There is a strong incentive to raise your mercantile skill. Not only will merchants give you better prices when you sell them goods, but they'll have a higher limit on what they'll buy back. At the highest level of mercantile, you can even invest in each merchant, further raising their limit on buyback.
So how do you raise mercantile? By selling stuff back to people. Now, this comes naturally, given that you'll spend your game time crawling through dungeons and returning to town with a backpack full of stuff with a price tag on it. However, this process slows down considerably as the game goes on. You'll often have to sell many, many items just to raise mercantile one point. If you really want to work on it, you can buy, say, 200 arrows from a merchant, then sell them back one at a time.

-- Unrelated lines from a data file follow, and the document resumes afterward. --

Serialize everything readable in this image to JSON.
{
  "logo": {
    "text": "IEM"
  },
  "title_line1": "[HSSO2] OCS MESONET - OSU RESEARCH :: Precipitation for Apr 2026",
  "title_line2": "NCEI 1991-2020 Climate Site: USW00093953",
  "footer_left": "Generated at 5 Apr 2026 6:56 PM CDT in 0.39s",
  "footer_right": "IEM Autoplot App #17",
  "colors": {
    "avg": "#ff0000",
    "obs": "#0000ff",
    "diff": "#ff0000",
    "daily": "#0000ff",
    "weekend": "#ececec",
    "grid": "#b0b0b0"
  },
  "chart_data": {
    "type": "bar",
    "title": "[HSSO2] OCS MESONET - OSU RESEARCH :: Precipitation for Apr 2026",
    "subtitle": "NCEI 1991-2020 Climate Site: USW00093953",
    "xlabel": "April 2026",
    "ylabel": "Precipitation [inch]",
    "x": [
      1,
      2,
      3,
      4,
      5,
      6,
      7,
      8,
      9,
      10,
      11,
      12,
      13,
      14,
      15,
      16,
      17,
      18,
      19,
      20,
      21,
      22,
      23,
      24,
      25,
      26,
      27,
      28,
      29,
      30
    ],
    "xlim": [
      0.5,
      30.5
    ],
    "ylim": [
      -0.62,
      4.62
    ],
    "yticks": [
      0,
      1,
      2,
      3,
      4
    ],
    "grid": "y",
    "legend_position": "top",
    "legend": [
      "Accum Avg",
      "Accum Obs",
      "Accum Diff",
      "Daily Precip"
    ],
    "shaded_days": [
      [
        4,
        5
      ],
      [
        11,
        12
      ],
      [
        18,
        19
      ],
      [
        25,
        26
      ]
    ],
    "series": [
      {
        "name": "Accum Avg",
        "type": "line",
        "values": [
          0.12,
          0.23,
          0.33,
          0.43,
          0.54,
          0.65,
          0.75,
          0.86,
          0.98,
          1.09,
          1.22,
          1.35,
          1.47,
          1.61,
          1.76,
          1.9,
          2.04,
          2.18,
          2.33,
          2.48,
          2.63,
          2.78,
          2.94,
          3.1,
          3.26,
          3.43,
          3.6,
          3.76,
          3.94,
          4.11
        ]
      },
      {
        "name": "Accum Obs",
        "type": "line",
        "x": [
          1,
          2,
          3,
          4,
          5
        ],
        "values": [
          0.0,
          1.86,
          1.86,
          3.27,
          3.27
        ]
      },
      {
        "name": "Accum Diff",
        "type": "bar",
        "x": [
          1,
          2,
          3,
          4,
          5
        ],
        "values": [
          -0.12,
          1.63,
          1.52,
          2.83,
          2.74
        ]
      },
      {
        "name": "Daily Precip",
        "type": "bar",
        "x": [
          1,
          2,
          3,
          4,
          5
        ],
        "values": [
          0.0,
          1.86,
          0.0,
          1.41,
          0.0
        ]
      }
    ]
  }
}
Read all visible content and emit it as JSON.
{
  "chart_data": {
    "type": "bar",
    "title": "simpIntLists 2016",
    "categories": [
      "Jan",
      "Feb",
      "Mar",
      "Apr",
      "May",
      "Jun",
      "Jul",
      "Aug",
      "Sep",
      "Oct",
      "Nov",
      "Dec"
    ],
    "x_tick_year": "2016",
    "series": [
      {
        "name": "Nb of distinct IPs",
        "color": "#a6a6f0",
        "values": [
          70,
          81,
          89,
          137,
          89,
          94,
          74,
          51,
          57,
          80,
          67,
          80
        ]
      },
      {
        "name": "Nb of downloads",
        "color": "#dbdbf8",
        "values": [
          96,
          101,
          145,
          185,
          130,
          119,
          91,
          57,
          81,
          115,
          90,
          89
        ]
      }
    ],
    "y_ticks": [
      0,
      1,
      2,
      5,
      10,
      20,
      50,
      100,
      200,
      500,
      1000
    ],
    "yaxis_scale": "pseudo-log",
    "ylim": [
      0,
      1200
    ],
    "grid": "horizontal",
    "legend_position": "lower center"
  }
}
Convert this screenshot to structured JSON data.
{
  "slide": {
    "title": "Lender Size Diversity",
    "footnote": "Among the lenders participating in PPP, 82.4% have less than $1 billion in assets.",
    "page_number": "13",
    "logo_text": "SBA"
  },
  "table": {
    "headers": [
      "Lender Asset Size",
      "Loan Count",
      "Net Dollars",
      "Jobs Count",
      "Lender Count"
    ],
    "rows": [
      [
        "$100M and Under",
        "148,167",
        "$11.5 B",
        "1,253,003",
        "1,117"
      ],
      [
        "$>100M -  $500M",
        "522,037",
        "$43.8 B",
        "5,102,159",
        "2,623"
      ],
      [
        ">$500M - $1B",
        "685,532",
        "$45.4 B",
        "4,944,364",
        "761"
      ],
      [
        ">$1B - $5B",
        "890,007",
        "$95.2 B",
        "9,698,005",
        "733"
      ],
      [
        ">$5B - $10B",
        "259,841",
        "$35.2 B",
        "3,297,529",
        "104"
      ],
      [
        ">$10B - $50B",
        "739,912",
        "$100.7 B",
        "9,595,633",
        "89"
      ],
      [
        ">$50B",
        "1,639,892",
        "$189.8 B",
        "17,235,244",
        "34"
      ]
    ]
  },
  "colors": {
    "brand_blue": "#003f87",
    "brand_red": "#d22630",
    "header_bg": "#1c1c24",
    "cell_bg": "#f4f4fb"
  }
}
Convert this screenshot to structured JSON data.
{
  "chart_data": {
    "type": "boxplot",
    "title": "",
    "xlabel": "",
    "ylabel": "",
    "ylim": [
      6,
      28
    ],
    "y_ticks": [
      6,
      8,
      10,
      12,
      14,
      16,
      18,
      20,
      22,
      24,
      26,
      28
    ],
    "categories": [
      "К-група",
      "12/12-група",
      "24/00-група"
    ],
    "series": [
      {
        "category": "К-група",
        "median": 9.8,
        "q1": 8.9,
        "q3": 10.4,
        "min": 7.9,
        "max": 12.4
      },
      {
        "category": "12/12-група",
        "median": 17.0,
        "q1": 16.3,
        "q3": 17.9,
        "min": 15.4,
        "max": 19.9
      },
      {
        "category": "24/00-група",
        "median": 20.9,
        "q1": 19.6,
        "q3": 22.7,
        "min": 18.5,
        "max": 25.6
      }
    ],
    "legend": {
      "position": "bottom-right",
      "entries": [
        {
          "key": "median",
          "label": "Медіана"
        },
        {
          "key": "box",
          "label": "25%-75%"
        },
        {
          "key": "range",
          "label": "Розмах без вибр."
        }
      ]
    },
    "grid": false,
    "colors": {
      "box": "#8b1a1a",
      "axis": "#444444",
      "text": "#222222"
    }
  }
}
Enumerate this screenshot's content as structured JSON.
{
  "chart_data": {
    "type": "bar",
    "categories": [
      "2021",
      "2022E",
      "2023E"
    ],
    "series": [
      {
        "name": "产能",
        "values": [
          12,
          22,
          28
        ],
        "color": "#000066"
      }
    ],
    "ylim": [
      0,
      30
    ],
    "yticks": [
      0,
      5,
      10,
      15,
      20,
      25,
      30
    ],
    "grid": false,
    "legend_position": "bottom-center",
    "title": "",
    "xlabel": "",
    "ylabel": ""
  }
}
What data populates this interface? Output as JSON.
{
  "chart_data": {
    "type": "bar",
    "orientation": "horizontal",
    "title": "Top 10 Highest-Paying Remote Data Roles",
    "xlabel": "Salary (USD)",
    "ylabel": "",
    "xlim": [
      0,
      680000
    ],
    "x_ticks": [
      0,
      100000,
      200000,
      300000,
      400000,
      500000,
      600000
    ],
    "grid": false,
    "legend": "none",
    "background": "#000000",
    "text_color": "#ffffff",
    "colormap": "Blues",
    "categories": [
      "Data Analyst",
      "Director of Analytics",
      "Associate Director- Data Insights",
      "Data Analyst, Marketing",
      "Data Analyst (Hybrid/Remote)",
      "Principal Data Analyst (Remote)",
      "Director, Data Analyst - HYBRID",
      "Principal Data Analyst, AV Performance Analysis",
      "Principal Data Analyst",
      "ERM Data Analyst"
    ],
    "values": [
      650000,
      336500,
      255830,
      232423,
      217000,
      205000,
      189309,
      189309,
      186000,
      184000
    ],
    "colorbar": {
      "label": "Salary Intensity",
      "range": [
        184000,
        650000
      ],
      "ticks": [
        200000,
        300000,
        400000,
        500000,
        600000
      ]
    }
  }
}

This way lies madness. It's not as if you just put your cursor over the sell button and start jamming on the left mouse button. You have to consciously select items, prices, and confirmations. It's often a laborious process just to clear out your bag, much less sell individual items. And so, mercantile . . . will . . . level . . . v . . . e . . . r . . . y . . . s . . . l . . . o . . . w . . . l . . . . . . . . . . . y.
In the end, this one doesn't affect things terribly much. You'll still be selling items of such value by the end of the game that you'll end up with more money than you know what to do with. It's just an oddity. And I love it.